Joplin volunteers work to save thousands of newly-planted trees

Joplin, Mo. -- The Joplin tornado claimed dozens of lives and leveled hundreds of homes and businesses.  It also wiped out thousands of trees.  As part of the recovery process, new trees have been donated, but now the intense drought is threatening to destroy them.

"We're watering as many trees as we can get to today," said Marlina Zimmerman, 18, a volunteer who traveled to the area with a church group from Wisconsin.

"I think we were really surprised, at first, at how much you can still see. You know where the tornado went through.  We're not used to that, because you don't get many tornadoes in Wisconsin," Zimmerman said.

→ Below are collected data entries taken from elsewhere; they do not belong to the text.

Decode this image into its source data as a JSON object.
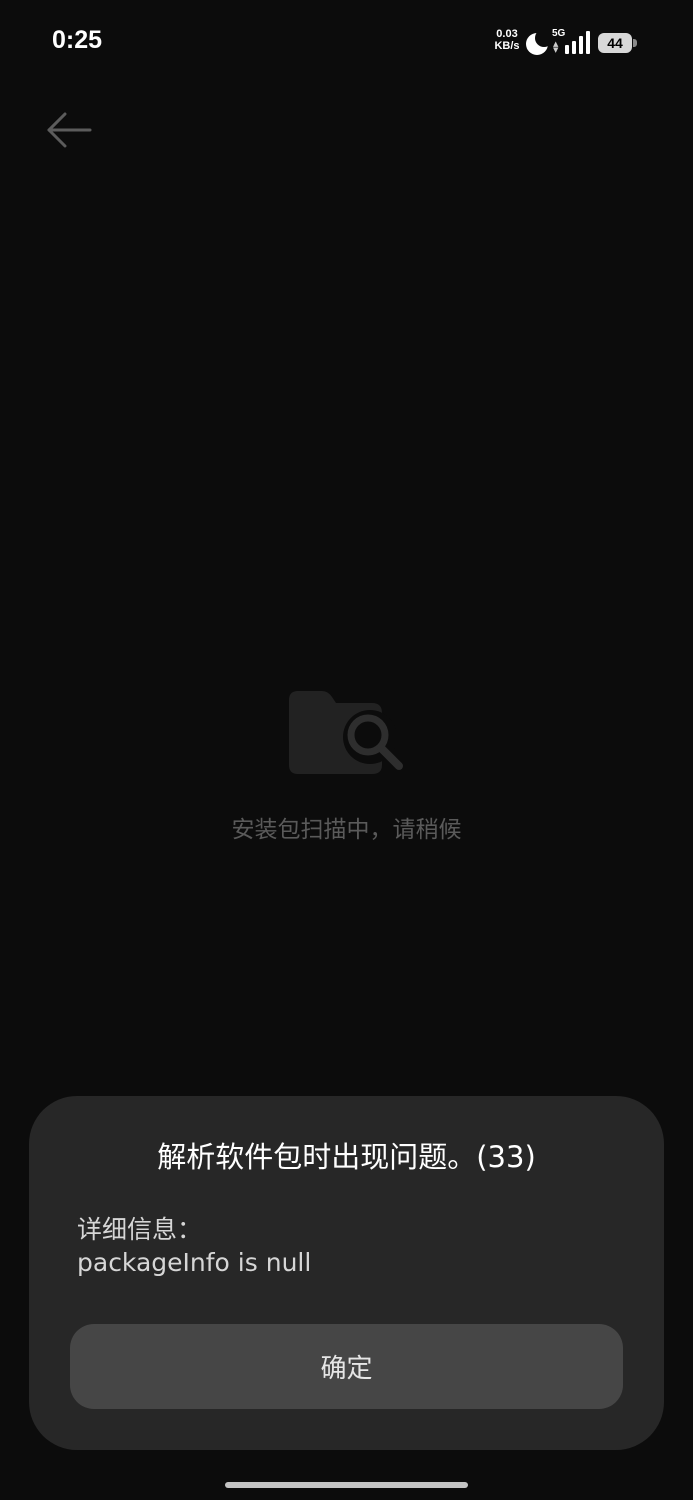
{
  "status_bar": {
    "time": "0:25",
    "net_speed_value": "0.03",
    "net_speed_unit": "KB/s",
    "network_type": "5G",
    "battery_level": "44",
    "icons": [
      "moon-icon",
      "signal-icon",
      "battery-icon"
    ]
  },
  "header": {
    "back_icon": "arrow-left-icon"
  },
  "main": {
    "illustration_icon": "folder-search-icon",
    "scan_status": "安装包扫描中，请稍候"
  },
  "dialog": {
    "title": "解析软件包时出现问题。(33)",
    "detail_label": "详细信息：",
    "detail_value": "packageInfo is null",
    "confirm_label": "确定"
  },
  "colors": {
    "background": "#0c0c0c",
    "dialog_background": "#272727",
    "button_background": "#464646",
    "muted_text": "#5a5a5a"
  }
}
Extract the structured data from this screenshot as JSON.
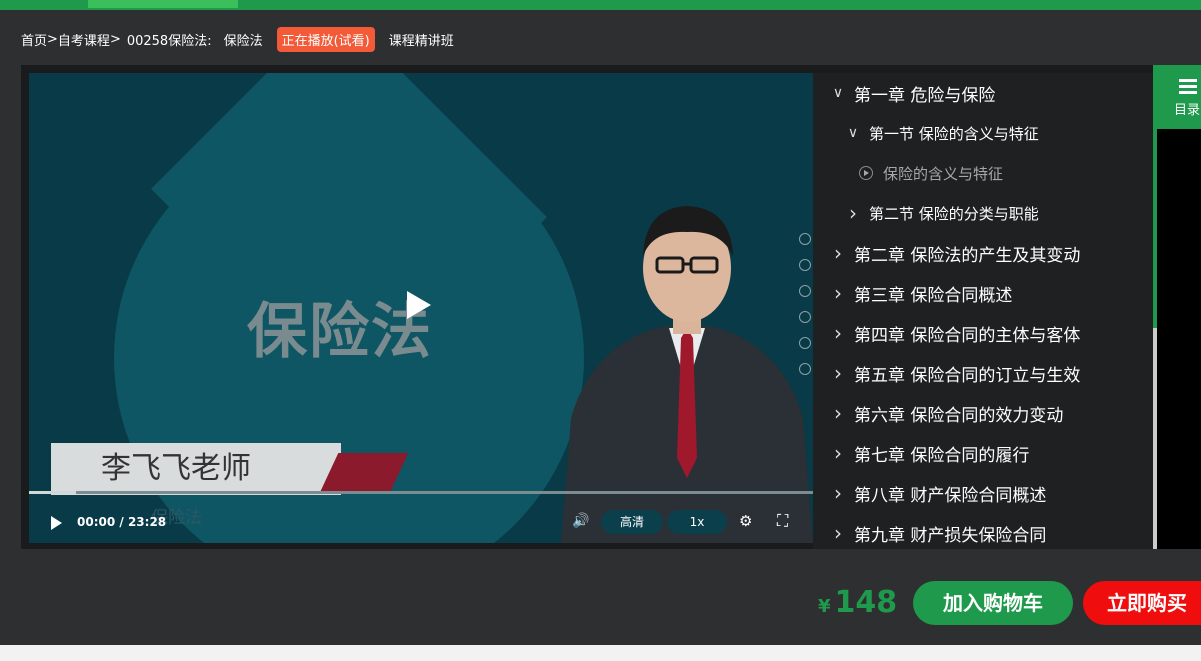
{
  "breadcrumb": {
    "home": "首页",
    "sep1": ">",
    "courses": "自考课程",
    "sep2": ">",
    "course_code": "00258保险法:",
    "course_name": "保险法",
    "status_badge": "正在播放(试看)",
    "class_type": "课程精讲班"
  },
  "video": {
    "slide_title": "保险法",
    "teacher_name": "李飞飞老师",
    "subtitle_text": "保险法",
    "time_current": "00:00",
    "time_sep": " / ",
    "time_total": "23:28",
    "progress_fraction": 0.06,
    "quality_label": "高清",
    "rate_label": "1x",
    "controls_icons": [
      "play-icon",
      "volume-icon",
      "gear-icon",
      "fullscreen-icon"
    ]
  },
  "toc": {
    "tab_label": "目录",
    "items": [
      {
        "level": 1,
        "expanded": true,
        "label": "第一章 危险与保险"
      },
      {
        "level": 2,
        "expanded": true,
        "label": "第一节 保险的含义与特征"
      },
      {
        "level": 3,
        "label": "保险的含义与特征"
      },
      {
        "level": 2,
        "expanded": false,
        "label": "第二节 保险的分类与职能"
      },
      {
        "level": 1,
        "expanded": false,
        "label": "第二章 保险法的产生及其变动"
      },
      {
        "level": 1,
        "expanded": false,
        "label": "第三章 保险合同概述"
      },
      {
        "level": 1,
        "expanded": false,
        "label": "第四章 保险合同的主体与客体"
      },
      {
        "level": 1,
        "expanded": false,
        "label": "第五章 保险合同的订立与生效"
      },
      {
        "level": 1,
        "expanded": false,
        "label": "第六章 保险合同的效力变动"
      },
      {
        "level": 1,
        "expanded": false,
        "label": "第七章 保险合同的履行"
      },
      {
        "level": 1,
        "expanded": false,
        "label": "第八章 财产保险合同概述"
      },
      {
        "level": 1,
        "expanded": false,
        "label": "第九章 财产损失保险合同"
      }
    ]
  },
  "purchase": {
    "currency": "¥",
    "price": "148",
    "add_to_cart": "加入购物车",
    "buy_now": "立即购买"
  },
  "colors": {
    "brand_green": "#1f9a4c",
    "badge_orange": "#f25a38",
    "buy_red": "#f00d0d"
  }
}
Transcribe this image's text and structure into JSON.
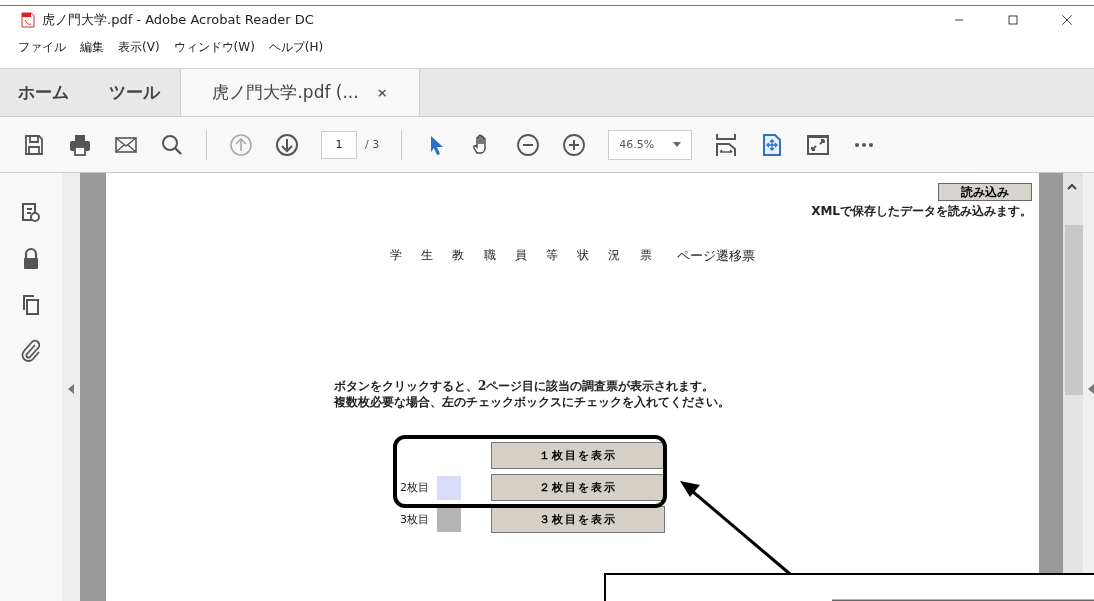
{
  "window": {
    "title": "虎ノ門大学.pdf - Adobe Acrobat Reader DC"
  },
  "menu": [
    "ファイル",
    "編集",
    "表示(V)",
    "ウィンドウ(W)",
    "ヘルプ(H)"
  ],
  "tabs": [
    {
      "label": "ホーム",
      "kind": "nav",
      "selected": false
    },
    {
      "label": "ツール",
      "kind": "nav",
      "selected": false
    },
    {
      "label": "虎ノ門大学.pdf (...",
      "kind": "document",
      "selected": true,
      "close": "×"
    }
  ],
  "toolbar": {
    "page": "1",
    "page_total": "/ 3",
    "zoom": "46.5%"
  },
  "document": {
    "load_button": "読み込み",
    "load_caption": "XMLで保存したデータを読み込みます。",
    "heading": "学生教職員等状況票",
    "subheading": "ページ遷移票",
    "instructions": [
      "ボタンをクリックすると、2ページ目に該当の調査票が表示されます。",
      "複数枚必要な場合、左のチェックボックスにチェックを入れてください。"
    ],
    "rows": [
      {
        "button": "１枚目を表示"
      },
      {
        "label": "2枚目",
        "color": "#d8dcf8",
        "button": "２枚目を表示"
      },
      {
        "label": "3枚目",
        "color": "#b4b4b4",
        "button": "３枚目を表示"
      }
    ]
  }
}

An estimated 20,000 trees were leveled in the 2011 tornado that claimed 161 lives.  Volunteers have helped plant more than 6,500 replacement trees.  But after months of little-to-no rain, the leaves are turning brown and the donated trees have starting to wither away.

"These trees are undergoing a lot of stress.  We've had hardly any water," said Joplin Tree Coordinator Ric Mayer.

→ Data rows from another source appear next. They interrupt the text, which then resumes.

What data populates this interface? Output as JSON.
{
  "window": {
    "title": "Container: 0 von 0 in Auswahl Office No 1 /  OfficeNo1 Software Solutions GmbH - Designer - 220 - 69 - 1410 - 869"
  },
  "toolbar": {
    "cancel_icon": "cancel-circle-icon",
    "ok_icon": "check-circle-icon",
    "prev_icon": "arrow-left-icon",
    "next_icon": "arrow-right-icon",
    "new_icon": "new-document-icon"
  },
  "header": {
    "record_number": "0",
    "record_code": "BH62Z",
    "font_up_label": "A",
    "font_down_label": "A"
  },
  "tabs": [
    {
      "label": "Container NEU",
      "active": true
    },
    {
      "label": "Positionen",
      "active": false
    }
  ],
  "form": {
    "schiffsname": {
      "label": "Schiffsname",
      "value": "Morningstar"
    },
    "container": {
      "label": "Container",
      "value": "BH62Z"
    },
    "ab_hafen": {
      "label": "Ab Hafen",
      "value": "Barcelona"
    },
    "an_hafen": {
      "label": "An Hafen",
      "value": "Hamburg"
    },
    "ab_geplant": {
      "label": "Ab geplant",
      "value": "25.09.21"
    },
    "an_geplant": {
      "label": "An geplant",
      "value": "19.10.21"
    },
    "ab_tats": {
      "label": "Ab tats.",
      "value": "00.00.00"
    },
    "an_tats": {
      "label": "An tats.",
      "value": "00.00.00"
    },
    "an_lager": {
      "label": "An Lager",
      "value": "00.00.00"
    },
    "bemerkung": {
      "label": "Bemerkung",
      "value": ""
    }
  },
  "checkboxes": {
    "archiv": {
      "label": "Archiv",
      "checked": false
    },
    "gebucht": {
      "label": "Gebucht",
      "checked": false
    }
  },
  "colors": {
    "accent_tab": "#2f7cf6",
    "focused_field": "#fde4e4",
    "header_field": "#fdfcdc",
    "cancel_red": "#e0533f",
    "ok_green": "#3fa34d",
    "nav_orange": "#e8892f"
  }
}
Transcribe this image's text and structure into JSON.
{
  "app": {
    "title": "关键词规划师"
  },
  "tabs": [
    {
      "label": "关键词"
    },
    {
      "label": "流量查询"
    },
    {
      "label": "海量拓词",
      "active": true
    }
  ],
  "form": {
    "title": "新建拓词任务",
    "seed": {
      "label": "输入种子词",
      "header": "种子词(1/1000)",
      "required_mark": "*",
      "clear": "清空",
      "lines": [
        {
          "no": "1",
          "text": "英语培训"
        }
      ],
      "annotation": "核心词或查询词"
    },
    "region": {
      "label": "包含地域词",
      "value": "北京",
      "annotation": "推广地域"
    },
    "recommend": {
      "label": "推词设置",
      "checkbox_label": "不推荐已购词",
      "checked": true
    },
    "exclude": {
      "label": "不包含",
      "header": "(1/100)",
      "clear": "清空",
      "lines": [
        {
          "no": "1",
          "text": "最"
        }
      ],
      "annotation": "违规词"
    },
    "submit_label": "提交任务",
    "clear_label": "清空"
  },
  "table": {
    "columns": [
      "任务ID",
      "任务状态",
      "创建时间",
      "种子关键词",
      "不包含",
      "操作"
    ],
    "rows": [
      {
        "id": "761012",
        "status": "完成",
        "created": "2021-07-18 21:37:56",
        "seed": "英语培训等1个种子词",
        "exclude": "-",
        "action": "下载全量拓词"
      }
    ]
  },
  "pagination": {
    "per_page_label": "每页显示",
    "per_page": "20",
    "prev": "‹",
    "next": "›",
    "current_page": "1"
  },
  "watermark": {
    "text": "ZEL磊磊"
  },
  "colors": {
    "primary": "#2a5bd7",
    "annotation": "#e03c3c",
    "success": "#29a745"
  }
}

Mayer is leading the effort to help keep the trees alive as the community works to rebuild.

"We're blessed to have a lot of volunteers here, and we're watering almost five days a week," he said.

At Cunningham Park there are 161 newly-planted trees:  each tree represents a life lost in the tornado.  That is why keeping the trees alive is so important; an investment in the trees is an investment in hope for Joplin.

"There are no pictures that can describe what happened here. No words to really describe it either," said Wisconsin Pastor Roger Miller.

Miller lost his own son 13 years ago and now onsiders it a personal ministry to find ways to help others dealing with loss.

"My greatest hope is that it will be a step in the process of the grief journey," Miller said.

So far Mayer said 14 other trees, outside the park, have succumbed to the drought.  But as long as volunteers keep the water buckets full, Mayer hopes there won't be any more.

"We hope they can survive, and we are doing everything we can to make them survive," Mayer said.

Mayer said Americorps is coordinating the volunteer efforts and said the city will likely need more people to help with the effort, starting in August.